The Charli XCX comparisons are inevitable and not entirely unfair. This album emerged from the same cultural moment as Brat — that 2024 reclamation of unapologetic club music, of hedonism as philosophical position rather than guilty pleasure. "Open Up" hammers a four-on-the-floor kick beneath synths so aggressively bright they could strip paint, while Smith delivers lyrics that are less poetry and more incantation — repetitive, rhythmic, designed to be shouted back by a crowd that has had precisely the right number of drinks.
"Good Time" is the album's centrepiece and its mission statement. The production is deliberately retro — pounding synths that recall early DFA Records, a bassline that could have fallen off a James Murphy hard drive — but the energy is completely present-tense. Smith sings about pleasure with the earnestness of someone who genuinely believes that a good night out is a form of salvation, and whether you find that charming or exhausting probably says more about you than about the music.

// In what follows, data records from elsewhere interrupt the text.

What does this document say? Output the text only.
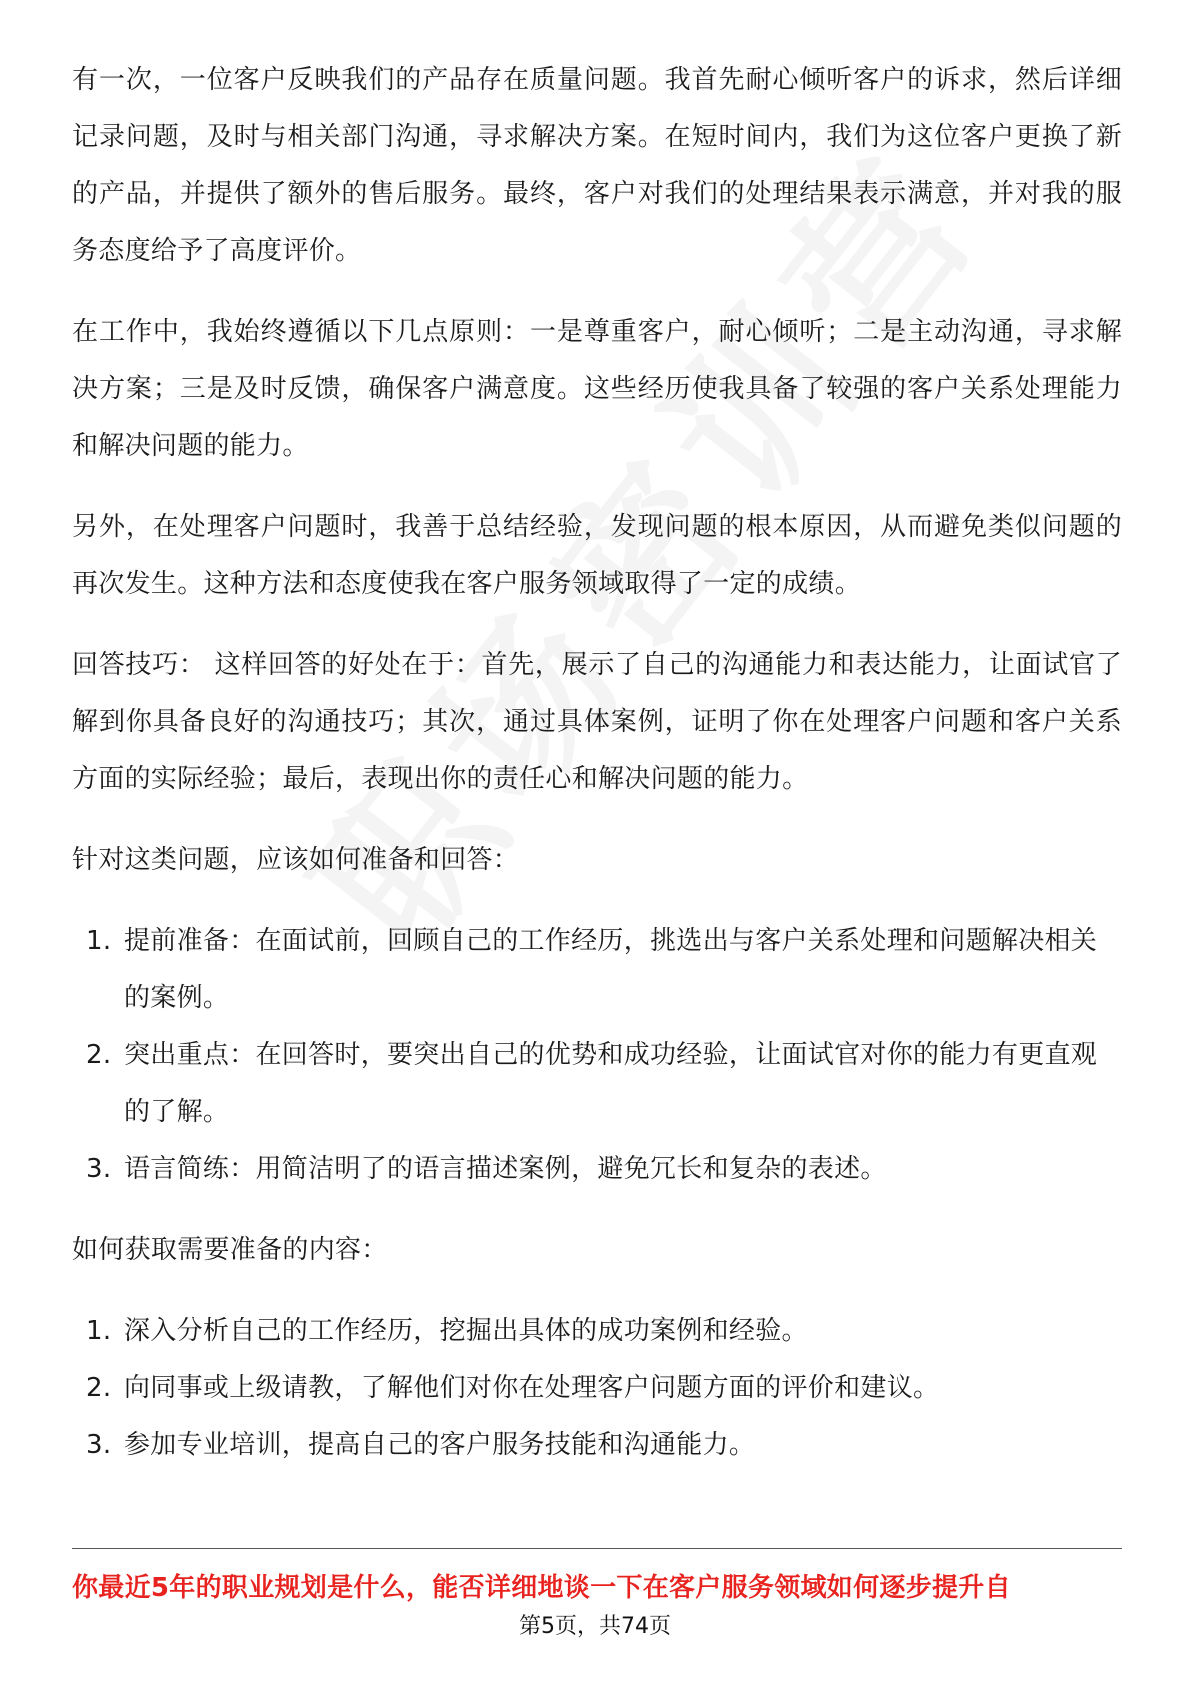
有一次，一位客户反映我们的产品存在质量问题。我首先耐心倾听客户的诉求，然后详细记录问题，及时与相关部门沟通，寻求解决方案。在短时间内，我们为这位客户更换了新的产品，并提供了额外的售后服务。最终，客户对我们的处理结果表示满意，并对我的服务态度给予了高度评价。

在工作中，我始终遵循以下几点原则：一是尊重客户，耐心倾听；二是主动沟通，寻求解决方案；三是及时反馈，确保客户满意度。这些经历使我具备了较强的客户关系处理能力和解决问题的能力。

另外，在处理客户问题时，我善于总结经验，发现问题的根本原因，从而避免类似问题的再次发生。这种方法和态度使我在客户服务领域取得了一定的成绩。

回答技巧： 这样回答的好处在于：首先，展示了自己的沟通能力和表达能力，让面试官了解到你具备良好的沟通技巧；其次，通过具体案例，证明了你在处理客户问题和客户关系方面的实际经验；最后，表现出你的责任心和解决问题的能力。

针对这类问题，应该如何准备和回答：

1. 提前准备：在面试前，回顾自己的工作经历，挑选出与客户关系处理和问题解决相关的案例。
2. 突出重点：在回答时，要突出自己的优势和成功经验，让面试官对你的能力有更直观的了解。
3. 语言简练：用简洁明了的语言描述案例，避免冗长和复杂的表述。

如何获取需要准备的内容：

1. 深入分析自己的工作经历，挖掘出具体的成功案例和经验。
2. 向同事或上级请教，了解他们对你在处理客户问题方面的评价和建议。
3. 参加专业培训，提高自己的客户服务技能和沟通能力。
你最近5年的职业规划是什么，能否详细地谈一下在客户服务领域如何逐步提升自
第5页，共74页
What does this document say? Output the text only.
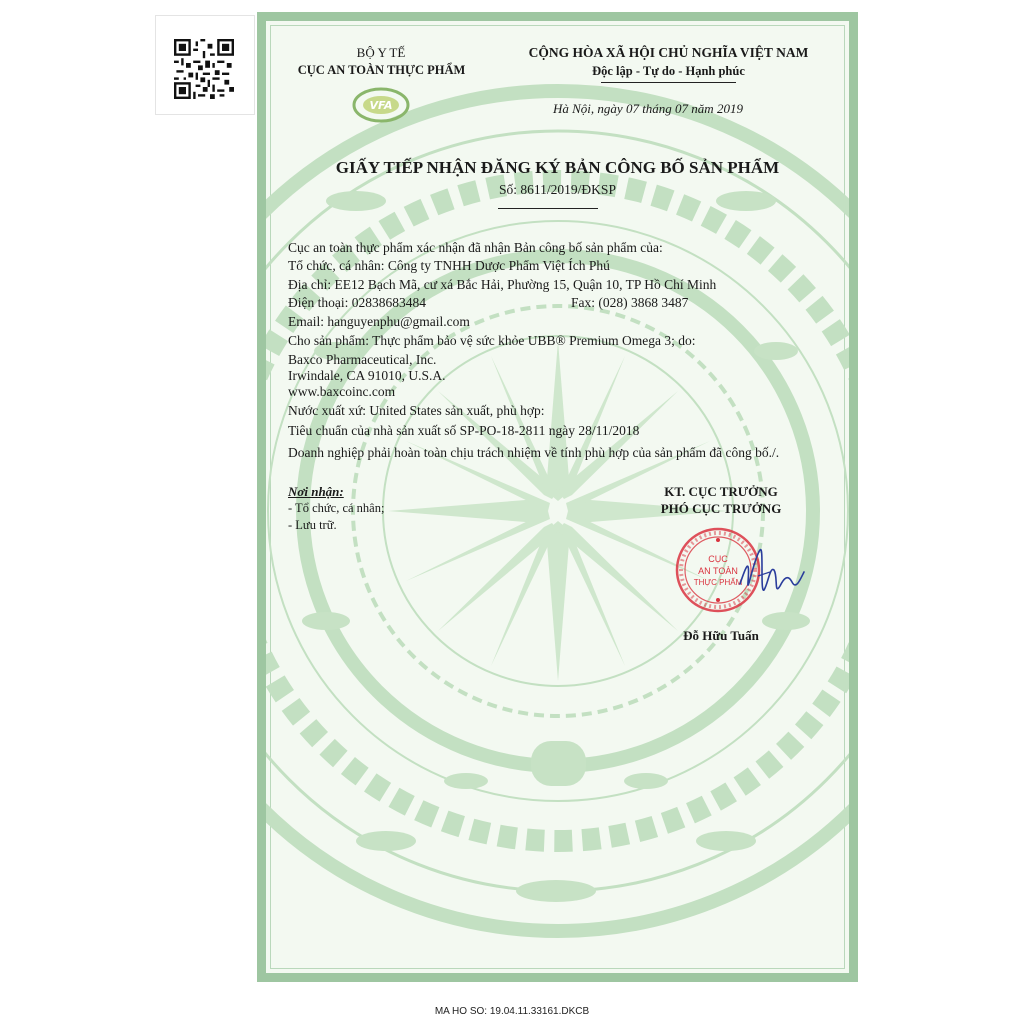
BỘ Y TẾ
CỤC AN TOÀN THỰC PHẨM
VFA
CỘNG HÒA XÃ HỘI CHỦ NGHĨA VIỆT NAM
Độc lập - Tự do - Hạnh phúc
Hà Nội, ngày 07 tháng 07 năm 2019
GIẤY TIẾP NHẬN ĐĂNG KÝ BẢN CÔNG BỐ SẢN PHẨM
Số: 8611/2019/ĐKSP
Cục an toàn thực phẩm xác nhận đã nhận Bản công bố sản phẩm của:
Tổ chức, cá nhân: Công ty TNHH Dược Phẩm Việt Ích Phú
Địa chỉ: EE12 Bạch Mã, cư xá Bắc Hải, Phường 15, Quận 10, TP Hồ Chí Minh
Điện thoại: 02838683484	Fax: (028) 3868 3487
Email: hanguyenphu@gmail.com
Cho sản phẩm: Thực phẩm bảo vệ sức khỏe UBB® Premium Omega 3; do:
Baxco Pharmaceutical, Inc.
Irwindale, CA 91010, U.S.A.
www.baxcoinc.com
Nước xuất xứ: United States sản xuất, phù hợp:
Tiêu chuẩn của nhà sản xuất số SP-PO-18-2811 ngày 28/11/2018
Doanh nghiệp phải hoàn toàn chịu trách nhiệm về tính phù hợp của sản phẩm đã công bố./.
Nơi nhận:
- Tổ chức, cá nhân;
- Lưu trữ.
KT. CỤC TRƯỞNG
PHÓ CỤC TRƯỞNG
CỤC
AN TOÀN
THỰC PHẨM
Đỗ Hữu Tuấn
MA HO SO: 19.04.11.33161.DKCB
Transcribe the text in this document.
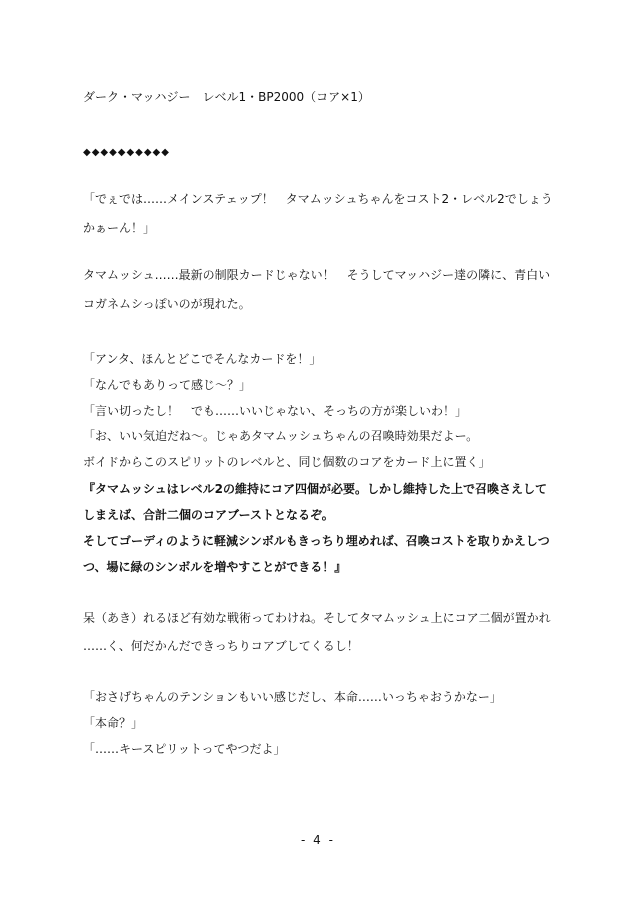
ダーク・マッハジー　レベル1・BP2000（コア×1）
◆◆◆◆◆◆◆◆◆◆
「でぇでは……メインステェップ！　タマムッシュちゃんをコスト2・レベル2でしょう
かぁーん！」
タマムッシュ……最新の制限カードじゃない！　そうしてマッハジー達の隣に、青白い
コガネムシっぽいのが現れた。
「アンタ、ほんとどこでそんなカードを！」
「なんでもありって感じ～？」
「言い切ったし！　でも……いいじゃない、そっちの方が楽しいわ！」
「お、いい気迫だね～。じゃあタマムッシュちゃんの召喚時効果だよー。
ボイドからこのスピリットのレベルと、同じ個数のコアをカード上に置く」
『タマムッシュはレベル2の維持にコア四個が必要。しかし維持した上で召喚さえして
しまえば、合計二個のコアブーストとなるぞ。
そしてゴーディのように軽減シンボルもきっちり埋めれば、召喚コストを取りかえしつ
つ、場に緑のシンボルを増やすことができる！』
呆（あき）れるほど有効な戦術ってわけね。そしてタマムッシュ上にコア二個が置かれ
……く、何だかんだできっちりコアブしてくるし！
「おさげちゃんのテンションもいい感じだし、本命……いっちゃおうかなー」
「本命？」
「……キースピリットってやつだよ」
- 4 -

There is a question that hangs over the entire record: is this substance or style? "Perfume" suggests the former, its lyrics containing flashes of genuine vulnerability beneath the bravado — moments where the party boy mask slips and something more complicated peers through. "Girls" argues for the latter, a track so gleefully superficial that it circles back around to a kind of purity. "I Destroyed Disco" splits the difference, a self-mythologising anthem that acknowledges its own ridiculousness while committing to it fully.
The production throughout is sharp and purposeful. Every synth tone is chosen for maximum physical impact, every beat calibrated for dance-floor response. The mixing favours bass and vocals, pushing everything else to the periphery where it creates texture without demanding attention. It is a smart approach for an album that lives and dies on momentum — there are no moments where the energy dips, no ballads, no acoustic interludes, just relentless forward motion.
What's Wrong With New York? will not change your life. It has no interest in changing your life. It wants to soundtrack the best night of your week, and on those terms it delivers with an efficiency that borders on ruthless. Sometimes that is enough. Sometimes that is exactly what music is for.